Thursday, July 19, 2012

Voting and Voter Fraud

You need a photo identification to board a plane, to get a library card, and so forth and so on. Therefore, the argument goes, there's nothing wrong with requiring people to show a photo id when they vote. It will prevent voter fraud.

Well, I beg to differ. Voting is fundamental to our continued democracy. Although we don't want any voting by persons who are ineligible - non-citizens and the deceased are often mentioned - we do want everyone who is eligible to vote to be able to do so, and a purpose of government is to make voting as convenient as possible, not put obstacles in the path of anyone who wishes to exercise his or her right.

Nor does the fraud argument stand daytime scrutiny. Is there any credible evidence of significant voter fraud at any polling place around the country? If we're worried about chicanery among election officials, I'd say that's a legitimate concern, but requiring people to produce an identification the day they vote doesn't address this. It seems to me that voter photo id's is a solution in search of a problem.

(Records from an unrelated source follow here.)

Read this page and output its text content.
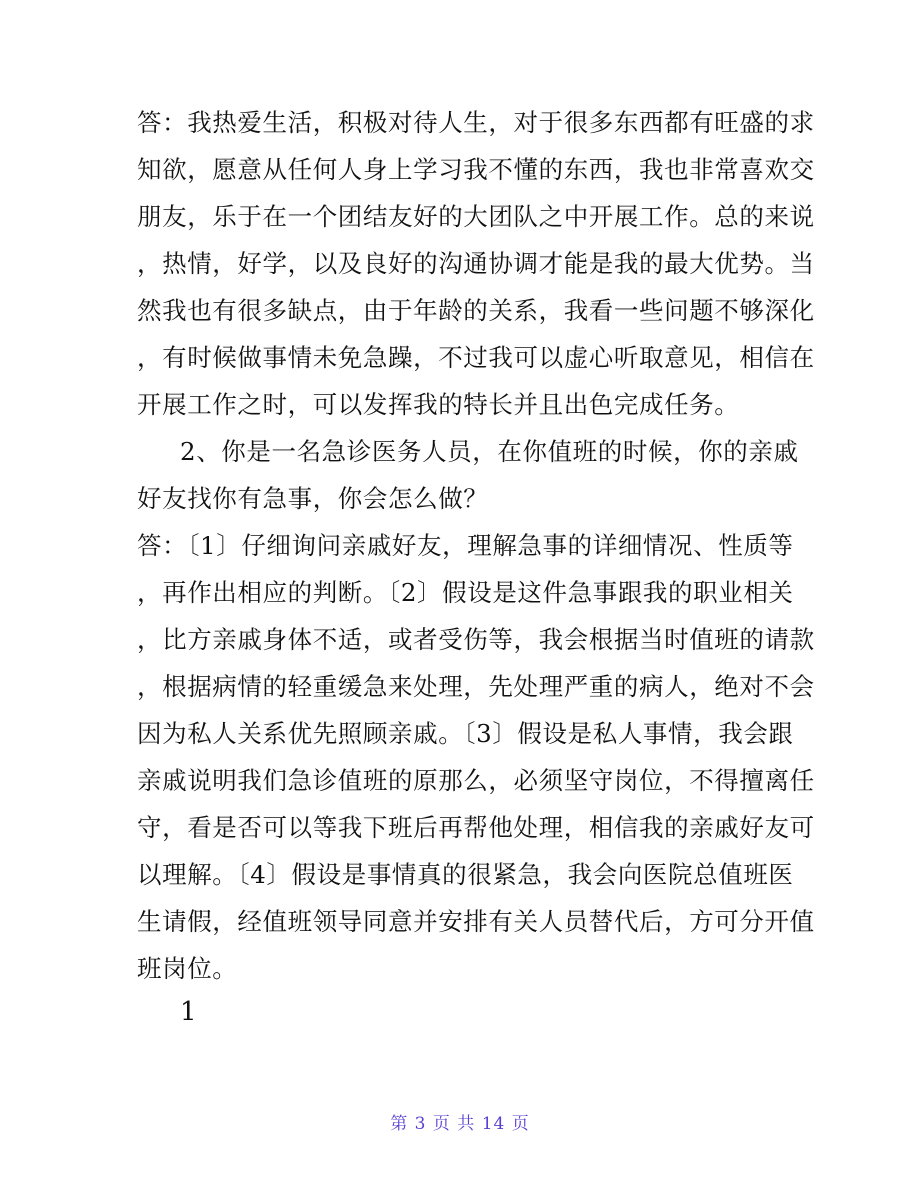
答：我热爱生活，积极对待人生，对于很多东西都有旺盛的求
知欲，愿意从任何人身上学习我不懂的东西，我也非常喜欢交
朋友，乐于在一个团结友好的大团队之中开展工作。总的来说
，热情，好学，以及良好的沟通协调才能是我的最大优势。当
然我也有很多缺点，由于年龄的关系，我看一些问题不够深化
，有时候做事情未免急躁，不过我可以虚心听取意见，相信在
开展工作之时，可以发挥我的特长并且出色完成任务。
2、你是一名急诊医务人员，在你值班的时候，你的亲戚
好友找你有急事，你会怎么做？
答：〔1〕仔细询问亲戚好友，理解急事的详细情况、性质等
，再作出相应的判断。〔2〕假设是这件急事跟我的职业相关
，比方亲戚身体不适，或者受伤等，我会根据当时值班的请款
，根据病情的轻重缓急来处理，先处理严重的病人，绝对不会
因为私人关系优先照顾亲戚。〔3〕假设是私人事情，我会跟
亲戚说明我们急诊值班的原那么，必须坚守岗位，不得擅离任
守，看是否可以等我下班后再帮他处理，相信我的亲戚好友可
以理解。〔4〕假设是事情真的很紧急，我会向医院总值班医
生请假，经值班领导同意并安排有关人员替代后，方可分开值
班岗位。
1
第 3 页 共 14 页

Now I'll mention something that I think is real food for thought. Many states now have voting by mail. It's the way I've voted the last few years, to cite a personal example. It's supposed to be less expensive than buying voting machines and maintaining polling places is. But who's to say who is actually casting those ballots?

"Grandma's sick and doesn't know what's going on, so I'll just mail in her ballot with my selections," or "Our boy's away at college and his registration is still here, so we'll guess how he'd want to vote."

I'm sure readers can think of other scenarios.

 Voters are expected to sign their ballots under penalty of perjury, but I really really doubt that anyone scrutinizes signatures, or that city or county clerks keep samples of voters' signatures for comparison.

It strikes me there is a much greater potential for fraud by mail-in ballot than by polling place deceit.